Bustling London, the ultimate melting pot, is the ideal place to hold the globalized Olympics, although the riots of last summer showed that true tolerance is hard to achieve, especially in a city where the wealthy can send their dogs to jog on the pet treadmill at the Pet Spa in Harrod’s. The gigantic diamonds and bathtub-sized gold punch bowl among the Crown Jewels at the Tower of London evoke equal parts wonder and outrage.
After three months of drenching, record rain, the sun has been blazing for four days, and it seems the entire population has decamped in the parks, or any patch of green will do.

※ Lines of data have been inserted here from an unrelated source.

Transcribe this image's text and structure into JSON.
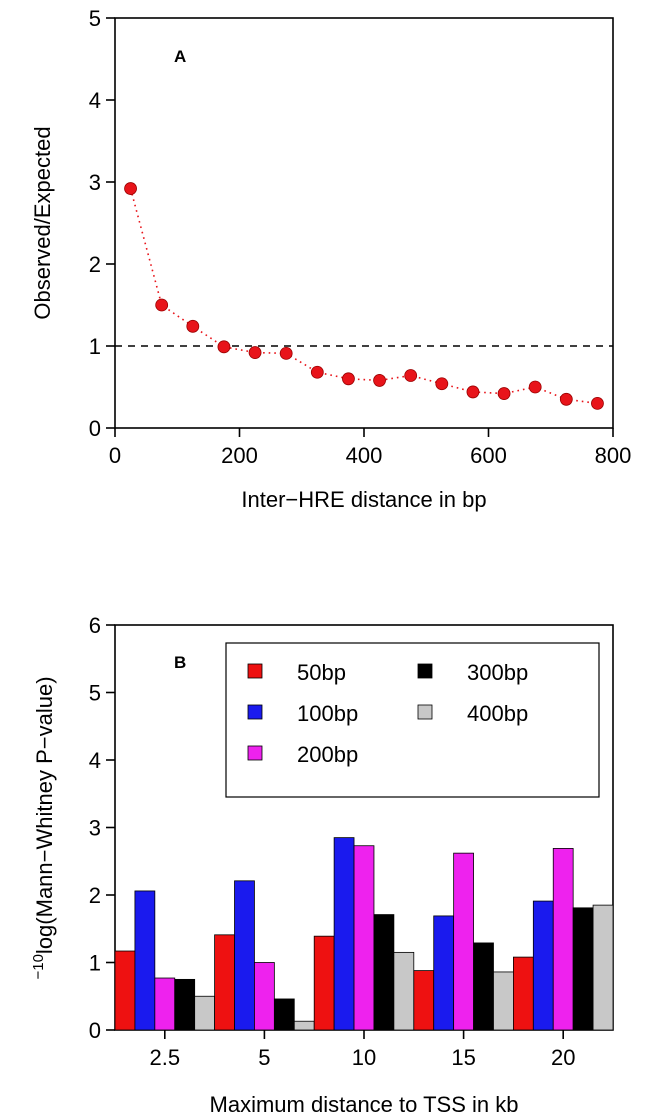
{
  "chart_data": [
    {
      "type": "scatter",
      "panel_label": "A",
      "xlabel": "Inter−HRE distance in bp",
      "ylabel": "Observed/Expected",
      "xlim": [
        0,
        800
      ],
      "ylim": [
        0,
        5
      ],
      "xticks": [
        0,
        200,
        400,
        600,
        800
      ],
      "yticks": [
        0,
        1,
        2,
        3,
        4,
        5
      ],
      "reference_line": 1,
      "marker_color": "#e8141a",
      "line_style": "dotted",
      "grid": false,
      "x": [
        25,
        75,
        125,
        175,
        225,
        275,
        325,
        375,
        425,
        475,
        525,
        575,
        625,
        675,
        725,
        775
      ],
      "y": [
        2.92,
        1.5,
        1.24,
        0.99,
        0.92,
        0.91,
        0.68,
        0.6,
        0.58,
        0.64,
        0.54,
        0.44,
        0.42,
        0.5,
        0.35,
        0.3
      ]
    },
    {
      "type": "bar",
      "panel_label": "B",
      "xlabel": "Maximum distance to TSS in kb",
      "ylabel_sup": "−10",
      "ylabel_main": "log(Mann−Whitney P−value)",
      "ylim": [
        0,
        6
      ],
      "yticks": [
        0,
        1,
        2,
        3,
        4,
        5,
        6
      ],
      "categories": [
        "2.5",
        "5",
        "10",
        "15",
        "20"
      ],
      "legend_position": "top-right",
      "grid": false,
      "series": [
        {
          "name": "50bp",
          "color": "#ee1111",
          "values": [
            1.17,
            1.41,
            1.39,
            0.88,
            1.08
          ]
        },
        {
          "name": "100bp",
          "color": "#1a1aee",
          "values": [
            2.06,
            2.21,
            2.85,
            1.69,
            1.91
          ]
        },
        {
          "name": "200bp",
          "color": "#ee22ee",
          "values": [
            0.77,
            1.0,
            2.73,
            2.62,
            2.69
          ]
        },
        {
          "name": "300bp",
          "color": "#000000",
          "values": [
            0.75,
            0.46,
            1.71,
            1.29,
            1.81
          ]
        },
        {
          "name": "400bp",
          "color": "#c8c8c8",
          "values": [
            0.5,
            0.13,
            1.15,
            0.86,
            1.85
          ]
        }
      ]
    }
  ]
}
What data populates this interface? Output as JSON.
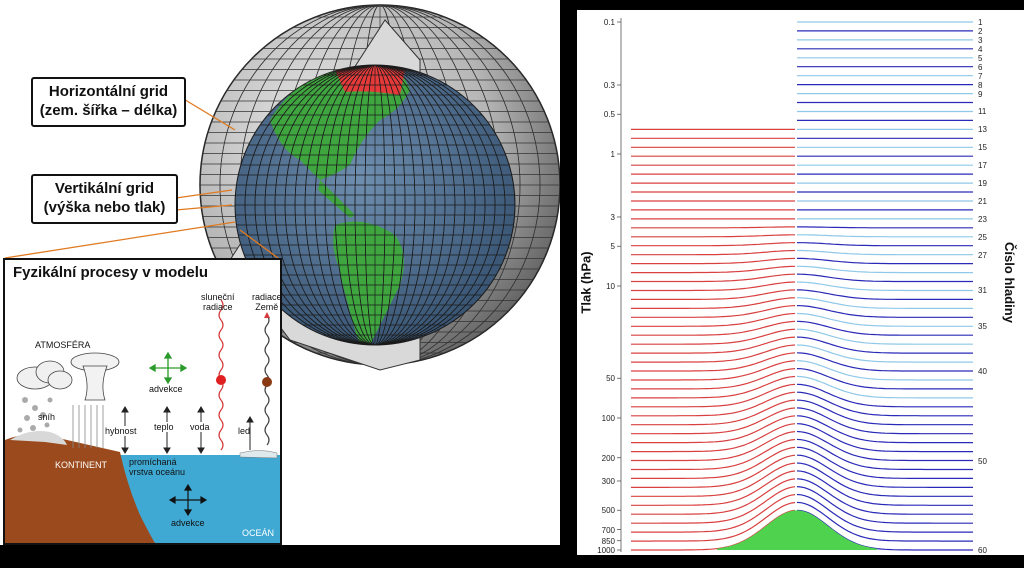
{
  "callouts": {
    "horizontal_line1": "Horizontální grid",
    "horizontal_line2": "(zem. šířka – délka)",
    "vertical_line1": "Vertikální grid",
    "vertical_line2": "(výška nebo tlak)"
  },
  "inset": {
    "title": "Fyzikální procesy v modelu",
    "atmosfera": "ATMOSFÉRA",
    "slunecni_radiace_1": "sluneční",
    "slunecni_radiace_2": "radiace",
    "radiace_zeme_1": "radiace",
    "radiace_zeme_2": "Země",
    "advekce_top": "advekce",
    "snih": "sníh",
    "hybnost": "hybnost",
    "teplo": "teplo",
    "voda": "voda",
    "led": "led",
    "kontinent": "KONTINENT",
    "promichana_1": "promíchaná",
    "promichana_2": "vrstva oceánu",
    "advekce_bottom": "advekce",
    "ocean": "OCEÁN"
  },
  "chart_data": {
    "type": "line",
    "ylabel": "Tlak (hPa)",
    "y2label": "Číslo hladiny",
    "y_scale": "log",
    "ylim": [
      0.1,
      1000
    ],
    "y_ticks": [
      "0.1",
      "0.3",
      "0.5",
      "1",
      "3",
      "5",
      "10",
      "50",
      "100",
      "200",
      "300",
      "500",
      "700",
      "850",
      "1000"
    ],
    "level_labels": [
      "1",
      "2",
      "3",
      "4",
      "5",
      "6",
      "7",
      "8",
      "9",
      "11",
      "13",
      "15",
      "17",
      "19",
      "21",
      "23",
      "25",
      "27",
      "31",
      "35",
      "40",
      "50",
      "60"
    ],
    "colors": {
      "red_levels": "#d94040",
      "blue_levels": "#2a2ab8",
      "light_blue_levels": "#8fc8e8",
      "terrain": "#4fd34f"
    }
  }
}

Sunburned Londoners looking forward to what they call naked volleyball — that is, beach volleyball — at the Horse Guards Parade.
And if it rains, as it did on the queen’s Diamond Jubilee boat parade, Mayor Boris Johnson has told Londoners to do what they have always done: Grin and bear it with a stiff upper lip. Queue with order and dignity. Keep calm and carry on.

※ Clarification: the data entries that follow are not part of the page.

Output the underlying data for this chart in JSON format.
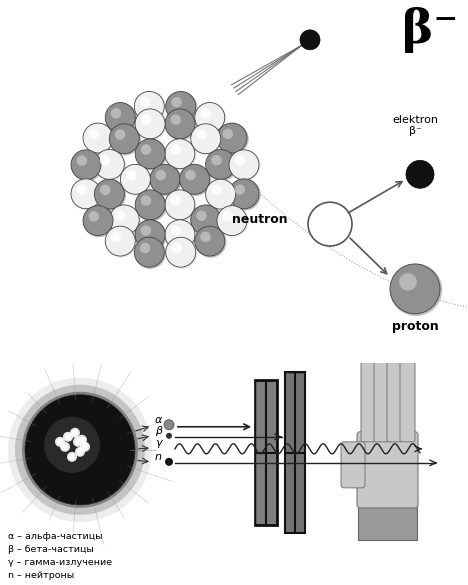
{
  "title_beta": "β⁻",
  "label_elektron": "elektron\nβ⁻",
  "label_neutron": "neutron",
  "label_proton": "proton",
  "legend_lines": [
    "α – альфа-частицы",
    "β – бета-частицы",
    "γ – гамма-излучение",
    "n – нейтроны"
  ],
  "upper_bg": "#ffffff",
  "lower_bg": "#d8d8d8",
  "fig_bg": "#c8c8c8",
  "sphere_gray": "#888888",
  "sphere_white": "#ffffff",
  "black": "#000000",
  "dark_gray": "#333333"
}
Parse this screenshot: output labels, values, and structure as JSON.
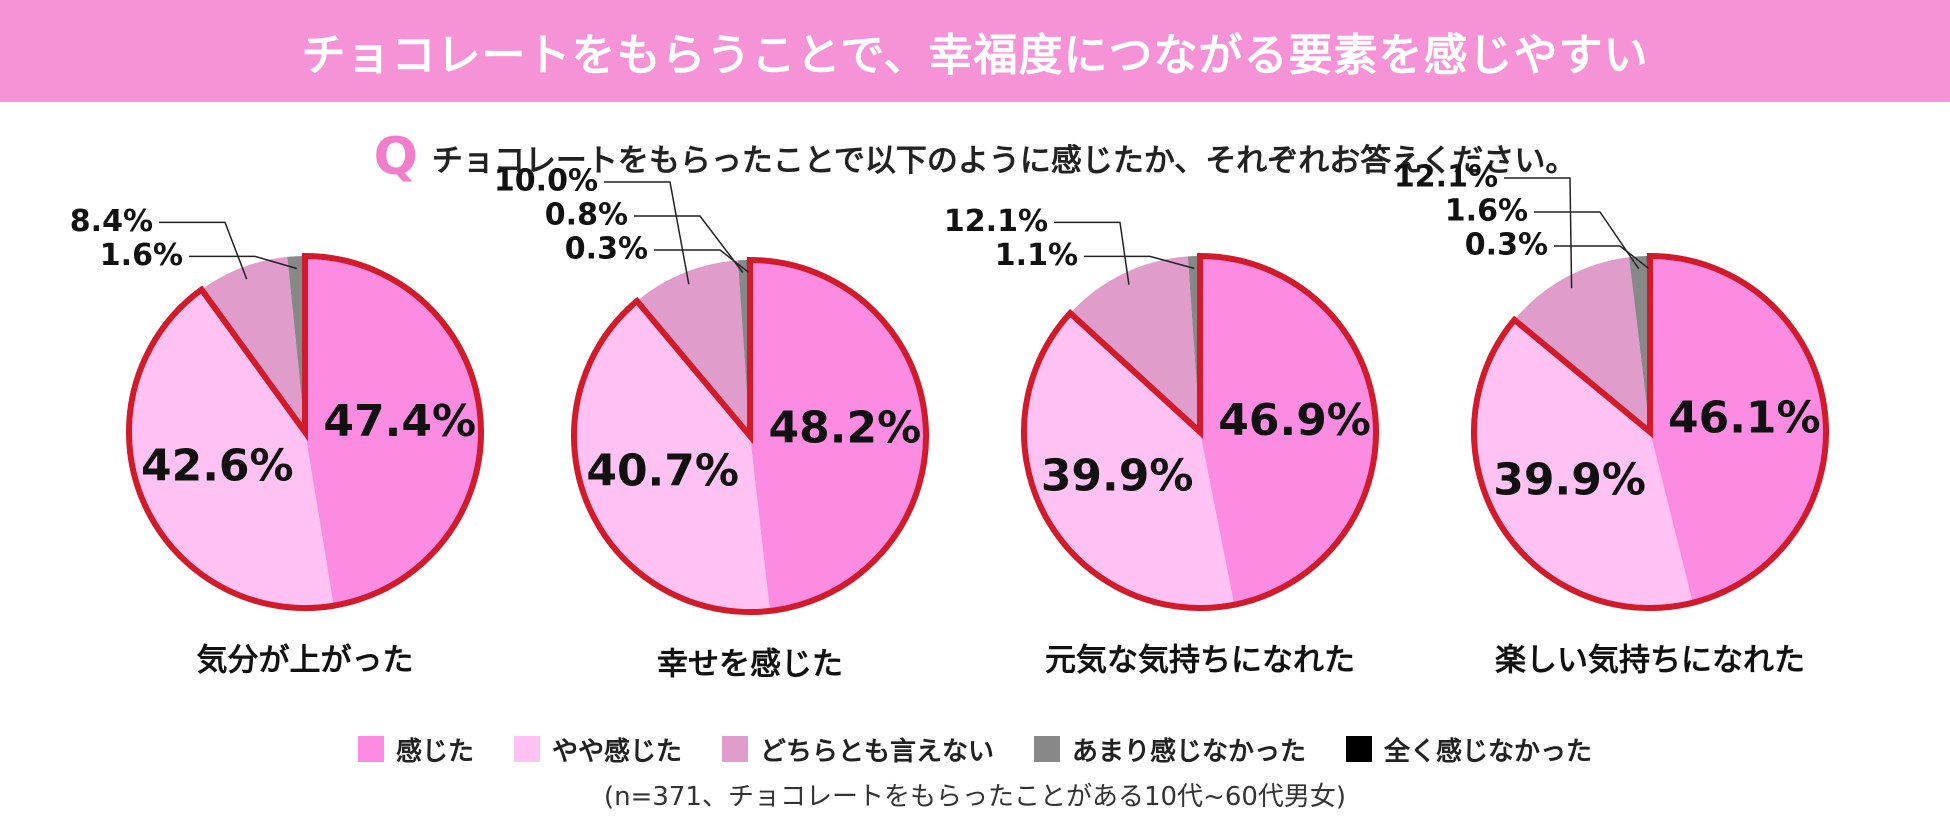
{
  "header": {
    "title": "チョコレートをもらうことで、幸福度につながる要素を感じやすい"
  },
  "question": {
    "mark": "Q",
    "text": "チョコレートをもらったことで以下のように感じたか、それぞれお答えください。"
  },
  "colors": {
    "banner": "#f693d6",
    "q_mark": "#f07ecb",
    "highlight_outline": "#d11b2a"
  },
  "chart_data": [
    {
      "type": "pie",
      "title": "気分が上がった",
      "categories": [
        "感じた",
        "やや感じた",
        "どちらとも言えない",
        "あまり感じなかった",
        "全く感じなかった"
      ],
      "values": [
        47.4,
        42.6,
        8.4,
        1.6,
        0
      ],
      "labels": [
        "47.4%",
        "42.6%",
        "8.4%",
        "1.6%",
        ""
      ]
    },
    {
      "type": "pie",
      "title": "幸せを感じた",
      "categories": [
        "感じた",
        "やや感じた",
        "どちらとも言えない",
        "あまり感じなかった",
        "全く感じなかった"
      ],
      "values": [
        48.2,
        40.7,
        10.0,
        0.8,
        0.3
      ],
      "labels": [
        "48.2%",
        "40.7%",
        "10.0%",
        "0.8%",
        "0.3%"
      ]
    },
    {
      "type": "pie",
      "title": "元気な気持ちになれた",
      "categories": [
        "感じた",
        "やや感じた",
        "どちらとも言えない",
        "あまり感じなかった",
        "全く感じなかった"
      ],
      "values": [
        46.9,
        39.9,
        12.1,
        1.1,
        0
      ],
      "labels": [
        "46.9%",
        "39.9%",
        "12.1%",
        "1.1%",
        ""
      ]
    },
    {
      "type": "pie",
      "title": "楽しい気持ちになれた",
      "categories": [
        "感じた",
        "やや感じた",
        "どちらとも言えない",
        "あまり感じなかった",
        "全く感じなかった"
      ],
      "values": [
        46.1,
        39.9,
        12.1,
        1.6,
        0.3
      ],
      "labels": [
        "46.1%",
        "39.9%",
        "12.1%",
        "1.6%",
        "0.3%"
      ]
    }
  ],
  "legend": [
    {
      "label": "感じた",
      "color": "#fc8ce2"
    },
    {
      "label": "やや感じた",
      "color": "#ffc2f2"
    },
    {
      "label": "どちらとも言えない",
      "color": "#e09ccb"
    },
    {
      "label": "あまり感じなかった",
      "color": "#888888"
    },
    {
      "label": "全く感じなかった",
      "color": "#000000"
    }
  ],
  "note": "(n=371、チョコレートをもらったことがある10代~60代男女)"
}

Inside his beautiful, cramped laundrette, Rahmani, 24, sings along to a mix he made of American crooners Frank Sinatra and Dean Martin. He cleans dress shirts for the rich and helps an Asian woman who doesn’t speak English use the coin-operated dryer.

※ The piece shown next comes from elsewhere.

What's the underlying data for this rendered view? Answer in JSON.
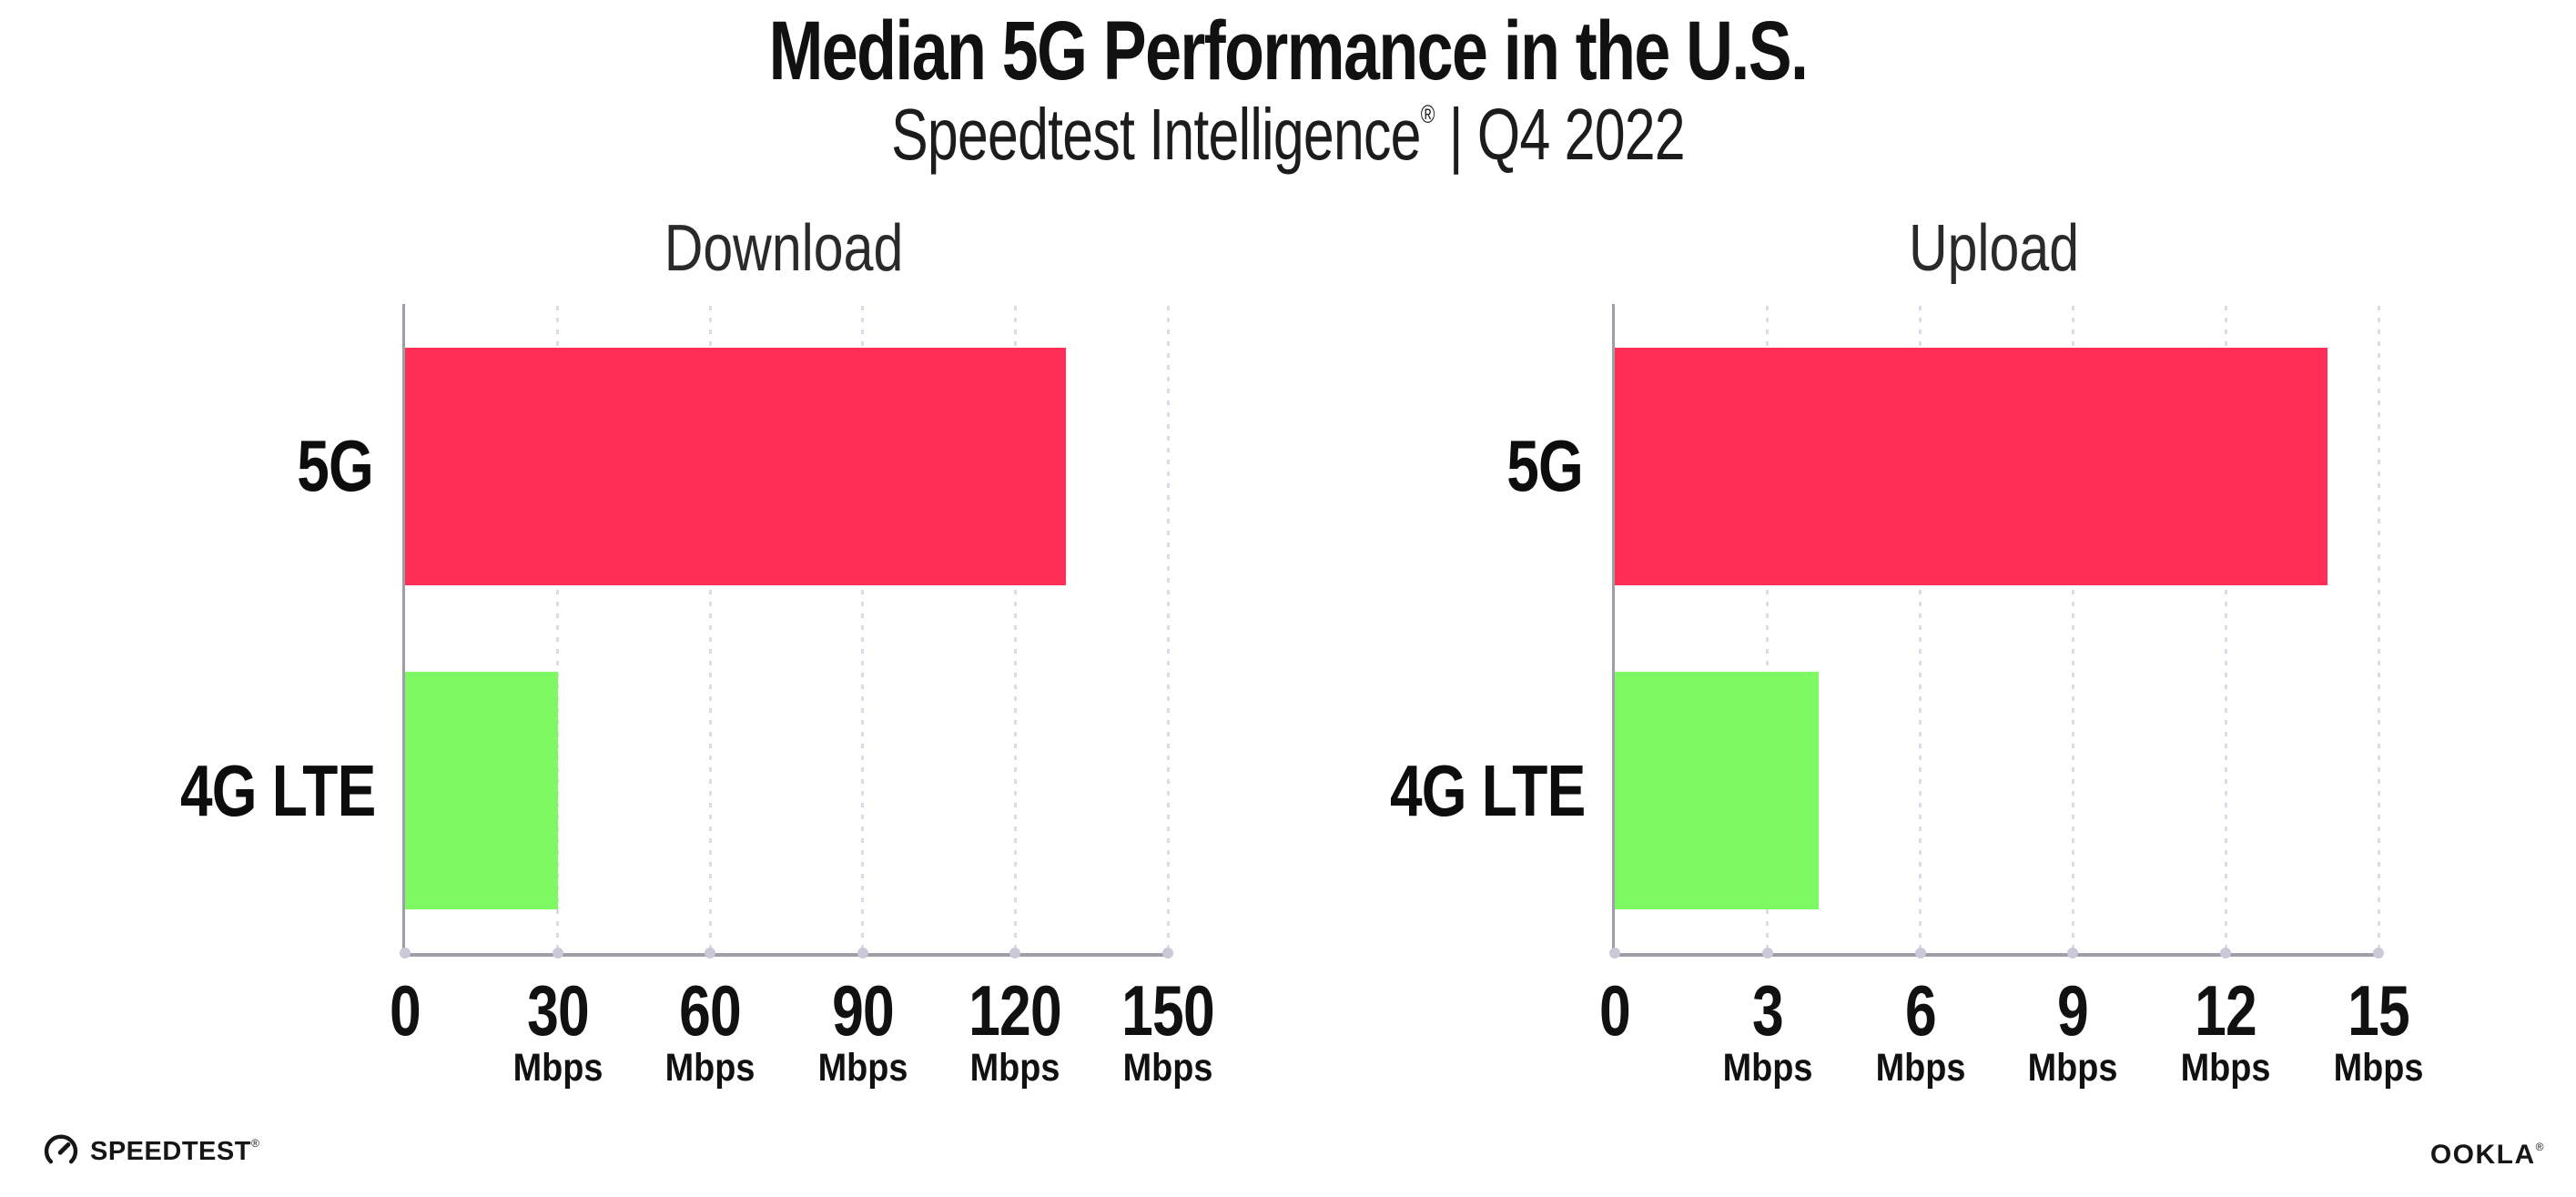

His fiancee snagged Olympic tickets to swimming Sunday, but what he really wanted to see was Becks playing football. Becks won’t be a hero of this Olympics. Nor will chief organizer Seb Coe, former gold medalist and Member of Parliament.
The heroes of London 2012 are likely to be athletes such as runner Mohammed Farah, who left Somalia at age 8. He wears the Union Jack uniform. For him, just like Rahmani, London is home.